% Generated by roxygen2: do not edit by hand
% Please edit documentation in R/dataset_imdb.R
\name{dataset_imdb}
\alias{dataset_imdb}
\title{IMDB Large Movie Review Dataset}
\source{
\url{http://ai.stanford.edu/~amaas/data/sentiment/}
}
\usage{
dataset_imdb(dir = NULL, split = c("train", "test"), delete = FALSE,
  return_path = FALSE)
}
\arguments{
\item{dir}{Character, path to directory where data will be stored. If
\code{NULL}, \link[rappdirs]{user_cache_dir} will be used to determine path.}

\item{split}{Character. Return training ("train") data or testing ("test")
data.
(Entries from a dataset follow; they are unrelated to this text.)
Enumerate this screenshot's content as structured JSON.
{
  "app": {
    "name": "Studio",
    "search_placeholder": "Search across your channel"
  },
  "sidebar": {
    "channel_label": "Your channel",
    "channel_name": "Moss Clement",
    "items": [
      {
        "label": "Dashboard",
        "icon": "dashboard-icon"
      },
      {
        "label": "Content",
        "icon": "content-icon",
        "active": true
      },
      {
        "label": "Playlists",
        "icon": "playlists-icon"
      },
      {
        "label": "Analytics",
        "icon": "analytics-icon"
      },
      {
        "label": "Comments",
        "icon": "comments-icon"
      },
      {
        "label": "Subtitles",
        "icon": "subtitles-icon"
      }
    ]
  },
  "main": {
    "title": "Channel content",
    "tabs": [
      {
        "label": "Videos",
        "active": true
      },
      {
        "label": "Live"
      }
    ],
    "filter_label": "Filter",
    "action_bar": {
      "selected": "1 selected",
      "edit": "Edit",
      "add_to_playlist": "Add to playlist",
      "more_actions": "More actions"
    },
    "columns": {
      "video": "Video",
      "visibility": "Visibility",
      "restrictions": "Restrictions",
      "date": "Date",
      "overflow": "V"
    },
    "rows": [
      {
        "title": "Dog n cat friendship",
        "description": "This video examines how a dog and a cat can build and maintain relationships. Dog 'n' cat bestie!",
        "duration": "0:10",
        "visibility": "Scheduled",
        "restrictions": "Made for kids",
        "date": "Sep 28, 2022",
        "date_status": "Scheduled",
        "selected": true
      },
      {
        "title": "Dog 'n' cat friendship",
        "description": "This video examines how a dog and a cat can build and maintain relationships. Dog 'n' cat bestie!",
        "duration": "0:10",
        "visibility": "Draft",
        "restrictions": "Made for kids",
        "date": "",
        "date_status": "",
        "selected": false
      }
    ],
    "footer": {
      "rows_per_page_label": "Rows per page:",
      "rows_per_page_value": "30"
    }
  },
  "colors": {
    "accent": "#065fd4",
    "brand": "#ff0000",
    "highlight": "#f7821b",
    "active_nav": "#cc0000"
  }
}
Defaults to "train".}

\item{delete}{Logical, set \code{TRUE} to delete dataset.}

\item{return_path}{Logical, set \code{TRUE} to return the path of the dataset.}
}
\value{
A tibble with 25,000 rows and 2 variables:
\describe{
  \item{Sentiment}{Character, denoting the sentiment}
  \item{text}{Character, text of the review}
}
}
\description{
The core dataset contains 50,000 reviews split evenly into 25k train and
25k test sets. The overall distribution of labels is balanced (25k pos and
25k neg).
}
\details{
In the entire collection, no more than 30 reviews are allowed for any
given movie because reviews for the same movie tend to have correlated
ratings. Further, the train and test sets contain a disjoint set of
movies, so no significant performance is obtained by memorizing
movie-unique terms and their associated with observed labels. In the
labeled train/test sets, a negative review has a score <= 4 out of 10,
and a positive review has a score >= 7 out of 10. Thus reviews with
more neutral ratings are not included in the train/test sets. In the
unsupervised set, reviews of any rating are included and there are an
even number of reviews > 5 and <= 5.

When using this dataset, please cite the ACL 2011 paper

InProceedings\{maas-EtAl:2011:ACL-HLT2011, \cr
author    = \{Maas, Andrew L.  and  Daly, Raymond E.  and  Pham, Peter T.  and  Huang, Dan  and  Ng, Andrew Y.  and  Potts, Christopher\}, \cr
title     = \{Learning Word Vectors for Sentiment Analysis\}, \cr
booktitle = \{Proceedings of the 49th Annual Meeting of the Association for Computational Linguistics: Human Language Technologies\}, \cr
month     = \{June\}, \cr
year      = \{2011\}, \cr
address   = \{Portland, Oregon, USA\}, \cr
publisher = \{Association for Computational Linguistics\}, \cr
pages     = \{142--150\}, \cr
url       = \{http://www.aclweb.org/anthology/P11-1015\}
\}
}
\examples{
\donttest{
dataset_imdb()

# Custom directory
dataset_imdb(dir = "data/")

# Deleting dataset
dataset_imdb(delete = TRUE)

# Returning filepath of data
dataset_imdb(return_path = TRUE)

# Access both training and testing dataset
train <- dataset_imdb(split = "train")
test <- dataset_imdb(split = "test")
}

}
\concept{topic sentiment}
\keyword{datasets}